Lipstick. Pigs. Sex education of kindergartners. Abortions -- or the lack thereof -- as a qualification for public office.

It's getting nasty out there.

Whatever happened to the "honorable campaign," the "end to divisive politics" promised by both Sens. John McCain and Barack Obama at the start of their 2008 race for the presidency?

For the past three days, anyway, there's been no sign of any such thing. Instead, yesterday, South Carolina Democratic chair Carol Fowler was quoted in Politico.com as saying Alaska Gov. Sarah Palin's "primary qualification [as the Republican vice-presidential nominee] seems to be that she hasn't had an abortion."

On Tuesday, Mr. Obama characterized Mr. McCain's promise to change Washington as "lipstick on a pig," a remark that GOP officials immediately claimed was a swipe at Ms. Palin.

There's a new McCain ad running in Pennsylvania that claims Mr. Obama supported sex education for kindergartners -- "learning about sex before learning to read?" an announcer's voice says over a photo of Mr. Obama smiling -- prompting Obama officials to denounce the ad as "shameful" and "downright perverse."

And Republicans are claiming that 30 Democratic National Committee operatives flew to Alaska to dig up dirt on Ms. Palin the day after Mr. McCain selected her as his running mate. The claim is completely untrue, former Alaska Gov. Tony Knowles, a Democrat, said yesterday.

Republicans have formed a "Palin Truth Squad" to counter allegations about the Alaska governor -- both personal and political -- while the Democrats unveiled their own "Alaska Myth Busters" yesterday to hammer away at Ms. Palin's support for pork-barrel projects like the $223 million "Bridge To Nowhere."

The Obama campaign is even using the previously taboo "L" word -- lie -- to characterize the McCain campaign's continuing insistence that Ms. Palin opposed the bridge.

Closer to home, Pennsylvania's Gov. Ed Rendell and Sen.
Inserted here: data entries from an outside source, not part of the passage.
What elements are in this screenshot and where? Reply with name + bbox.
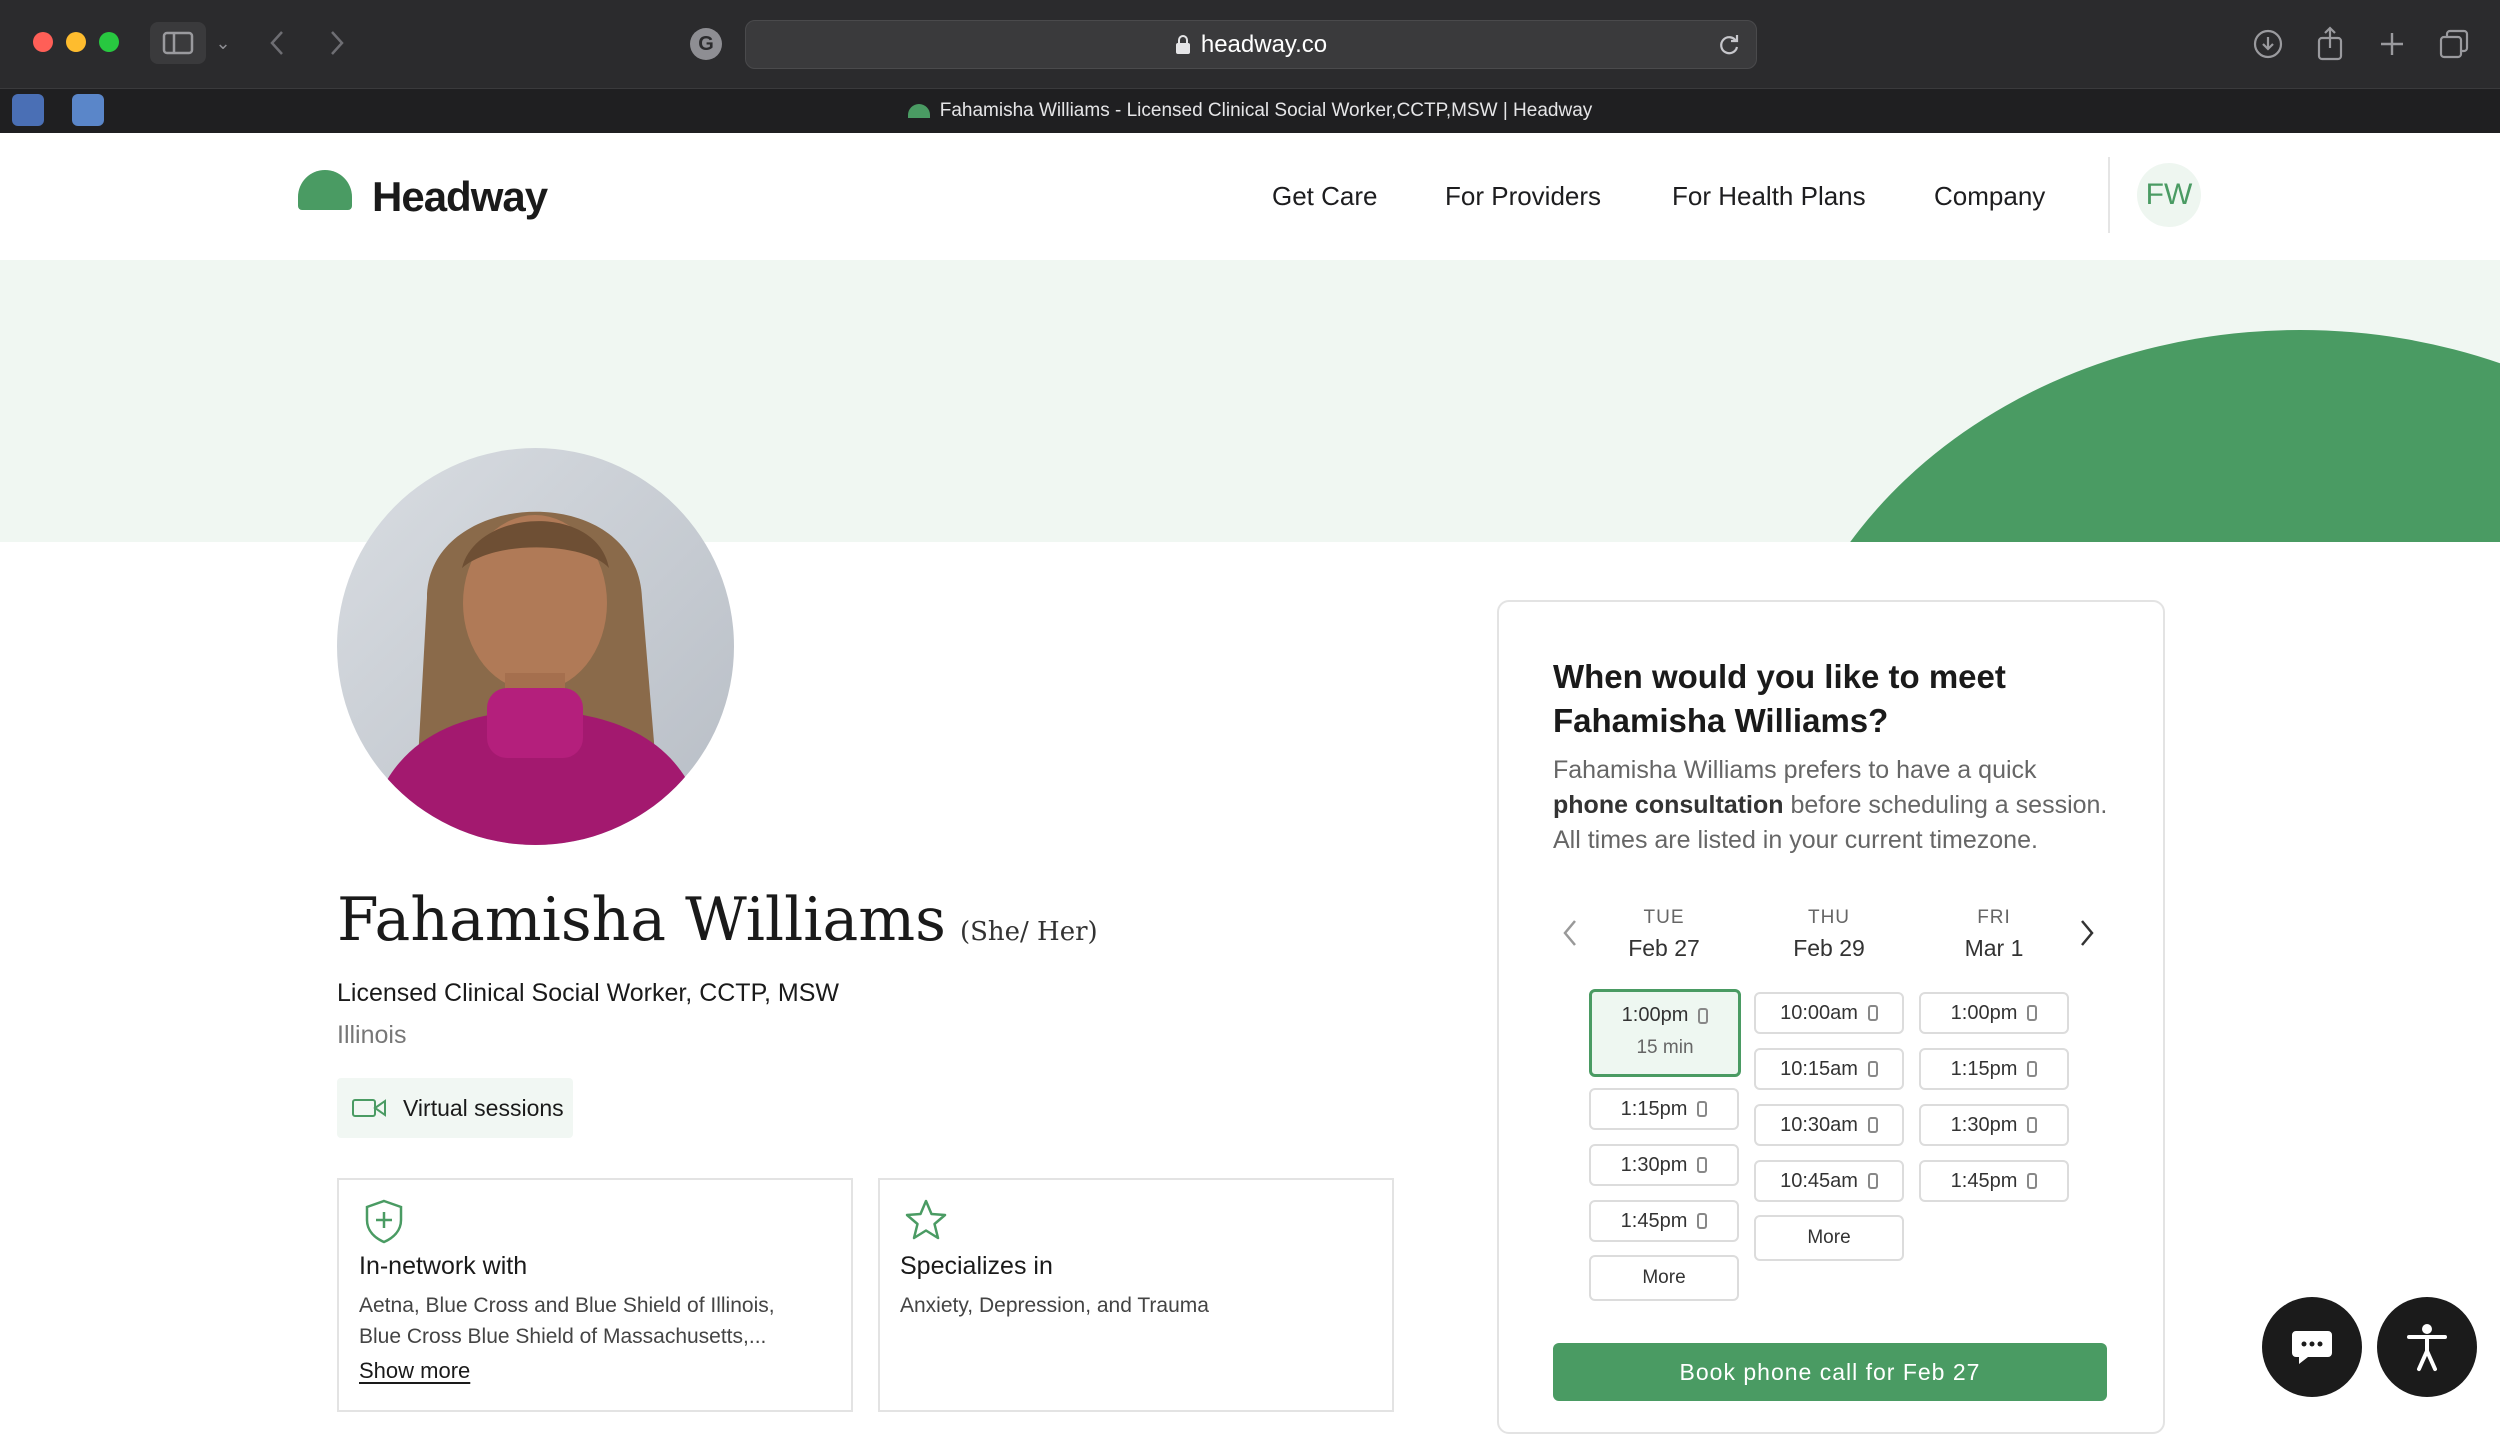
time-slot[interactable]: 1:45pm (1919, 1160, 2069, 1202)
time-slot[interactable]: 1:15pm (1919, 1048, 2069, 1090)
close-window-button[interactable] (33, 32, 53, 52)
more-times-button[interactable]: More (1754, 1215, 1904, 1261)
show-more-link[interactable]: Show more (359, 1358, 470, 1384)
specializes-text: Anxiety, Depression, and Trauma (900, 1294, 1209, 1317)
accessibility-button[interactable] (2377, 1297, 2477, 1397)
phone-icon (1698, 1007, 1709, 1024)
lock-icon (1175, 34, 1190, 54)
hero-banner (0, 260, 2500, 542)
nav-company[interactable]: Company (1934, 133, 2045, 260)
chevron-down-icon[interactable]: ⌄ (212, 26, 234, 60)
active-tab[interactable]: Fahamisha Williams - Licensed Clinical S… (0, 88, 2500, 133)
provider-credentials: Licensed Clinical Social Worker, CCTP, M… (337, 979, 840, 1007)
phone-icon (1697, 1213, 1708, 1229)
more-times-button[interactable]: More (1589, 1255, 1739, 1301)
url-text: headway.co (1200, 30, 1328, 58)
provider-pronouns: (She/ Her) (959, 917, 1098, 947)
day-header-thu: THU Feb 29 (1793, 907, 1865, 961)
video-camera-icon (352, 1099, 386, 1117)
booking-heading: When would you like to meet Fahamisha Wi… (1553, 658, 2006, 739)
time-slot[interactable]: 1:45pm (1589, 1200, 1739, 1242)
book-phone-call-button[interactable]: Book phone call for Feb 27 (1553, 1343, 2107, 1401)
new-tab-icon[interactable] (2374, 26, 2410, 62)
phone-icon (2027, 1117, 2038, 1133)
slot-duration: 15 min (1636, 1037, 1694, 1058)
logo-text[interactable]: Headway (372, 172, 548, 222)
in-network-title: In-network with (359, 1252, 528, 1280)
provider-location: Illinois (337, 1021, 407, 1049)
prev-dates-icon[interactable] (1555, 915, 1585, 951)
back-icon[interactable] (262, 22, 292, 64)
downloads-icon[interactable] (2250, 26, 2286, 62)
time-slot[interactable]: 10:15am (1754, 1048, 1904, 1090)
time-slot[interactable]: 1:30pm (1919, 1104, 2069, 1146)
nav-divider (2108, 157, 2110, 233)
phone-icon (1697, 1101, 1708, 1117)
hero-decorative-arc (1770, 330, 2500, 542)
nav-for-health-plans[interactable]: For Health Plans (1672, 133, 1866, 260)
specializes-title: Specializes in (900, 1252, 1053, 1280)
nav-for-providers[interactable]: For Providers (1445, 133, 1601, 260)
chat-button[interactable] (2262, 1297, 2362, 1397)
time-slot-selected[interactable]: 1:00pm 15 min (1589, 989, 1741, 1077)
provider-name: Fahamisha Williams (337, 885, 946, 955)
phone-icon (1867, 1173, 1878, 1189)
tab-title: Fahamisha Williams - Licensed Clinical S… (939, 99, 1593, 121)
virtual-sessions-label: Virtual sessions (403, 1094, 564, 1121)
provider-name-row: Fahamisha Williams (She/ Her) (337, 885, 1098, 955)
phone-icon (2027, 1173, 2038, 1189)
chat-bubble-icon (2292, 1331, 2332, 1364)
address-bar[interactable]: headway.co (745, 20, 1757, 69)
forward-icon[interactable] (322, 22, 352, 64)
booking-description: Fahamisha Williams prefers to have a qui… (1553, 756, 2108, 854)
sidebar-toggle-icon[interactable] (150, 22, 206, 64)
day-header-fri: FRI Mar 1 (1964, 907, 2024, 961)
minimize-window-button[interactable] (66, 32, 86, 52)
phone-icon (2027, 1005, 2038, 1021)
in-network-card: In-network with Aetna, Blue Cross and Bl… (337, 1178, 853, 1412)
day-header-tue: TUE Feb 27 (1628, 907, 1700, 961)
time-slot[interactable]: 1:30pm (1589, 1144, 1739, 1186)
favicon-icon (907, 103, 930, 118)
phone-icon (1697, 1157, 1708, 1173)
virtual-sessions-badge: Virtual sessions (337, 1078, 573, 1138)
time-slot[interactable]: 10:45am (1754, 1160, 1904, 1202)
time-slot[interactable]: 1:00pm (1919, 992, 2069, 1034)
time-slot[interactable]: 1:15pm (1589, 1088, 1739, 1130)
time-slot[interactable]: 10:30am (1754, 1104, 1904, 1146)
specializes-card: Specializes in Anxiety, Depression, and … (878, 1178, 1394, 1412)
time-slot[interactable]: 10:00am (1754, 992, 1904, 1034)
nav-get-care[interactable]: Get Care (1272, 133, 1378, 260)
phone-icon (1867, 1117, 1878, 1133)
reload-icon[interactable] (1716, 32, 1742, 58)
next-dates-icon[interactable] (2072, 915, 2102, 951)
provider-photo (337, 448, 734, 845)
in-network-line1: Aetna, Blue Cross and Blue Shield of Ill… (359, 1294, 775, 1317)
zoom-window-button[interactable] (99, 32, 119, 52)
phone-icon (2027, 1061, 2038, 1077)
phone-icon (1867, 1061, 1878, 1077)
star-icon (905, 1199, 947, 1240)
share-icon[interactable] (2312, 24, 2348, 64)
accessibility-icon (2407, 1324, 2447, 1371)
phone-icon (1867, 1005, 1878, 1021)
grammarly-icon[interactable]: G (690, 28, 722, 60)
shield-plus-icon (365, 1199, 403, 1244)
user-avatar[interactable]: FW (2137, 163, 2201, 227)
tab-overview-icon[interactable] (2436, 26, 2472, 62)
in-network-line2: Blue Cross Blue Shield of Massachusetts,… (359, 1325, 767, 1348)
Bob Casey, in a conference call with reporters yesterday, decried the McCain campaign's tactics, with Mr. Casey claiming that Republican consultants have "a Ph.D" in sleazy campaigning. In another conference call, Pennsylvania Republican women said they were appalled by Mr. Obama's "lipstick on a pig" remarks.

"It was insulting to women and insulting to Sarah Palin," said Joyce Haas, vice chair of the state Republican party.

All this shock and outrage at the other side's claims and counterclaims merely marks the official start to the real presidential campaign, said Pittsburgh-based Republican political consultant John Brabender -- in part because it's what the media likes to cover and what voters like to know about.

"What gets covered is the interesting, not the important," said Mr. Brabender. "This is the ultimate reality of campaigns today. Let's face it: Voters would rather read about this stuff than a side-by-side comparison of the candidates' energy plans."

Presidential campaigns "are run on a minute-by-minute basis, and you can be sure that every time John McCain says something, Barack Obama will be monitoring everything and move into action -- and vice versa," he added.

Indeed, shortly after Ms. Fowler's abortion comments were reported, Republicans scheduled a conference call with Sen. Lindsay Graham of South Carolina, who called on Mr. Obama to condemn her remarks.

"If a Republican had said this about a Democrat, it would be outrage of the century," Mr. Graham told reporters. "Our Democratic colleagues and opponents are in a meltdown mode over Governor Palin. They are seeing a threat they did not see before, and they're striking back, basically, in a panic."

Ms. Fowler apologized later.

Indeed, Ms. Palin -- whose selection has thrilled and energized conservative women as well as some Hillary Rodham Clinton supporters -- seems to be driving much of the heated rhetoric, said Bill Whalen, a research fellow at the Hoover Institution at Stanford University, but presidential campaign trash talk is hardly a new development in American politics.

"There was some pretty horrible stuff thrown back and forth between Andrew Jackson and John Quincy Adams," he noted. "Mrs. Jackson was called a slut, among other things, became ill and died, and President Jackson forever blamed Mr. Adams for killing his wife."

The difference today, Mr. Whalen added, is that "there's this thing called the Internet, so it gets out there pretty quickly. Fifty years ago people sat around in bars and talked about it. Now it's out in minutes."

The Obama campaign has rejected calls for apologies for the "lipstick on a pig" remark. "They seize on an innocent remark, try to take it out of context, throw up an outrageous ad because they know that it's catnip for the news media," Mr. Obama said in Virginia yesterday.

His campaign then issued a press release listing three instances in which Mr. McCain used the same expression.

Republicans were similarly unrepentant about the McCain campaign's sex education ad -- which actually refers to a bill Mr. Obama supported that protects young children against sexual predators

Today, at least, there will be a respite from all the rancor: Mr. Obama and Mr. McCain will be appearing together in New York City at two memorials to the victims of the Sept. 11 attacks, one at ground zero and another at Columbia University.

Mr. Whalen, for one, believes this current "bad patch" of nastiness will end on a precise date: Sept. 26.

"That's when the first presidential debate takes place, and that should put us back into a debate about issues," he said. "One candidate or the other will be particularly effective on one subject or the other and spark a whole new discussion, and this particular negative phase will be forgotten. Unless of course someone screws up and makes a gaffe, and then I guess it all starts again."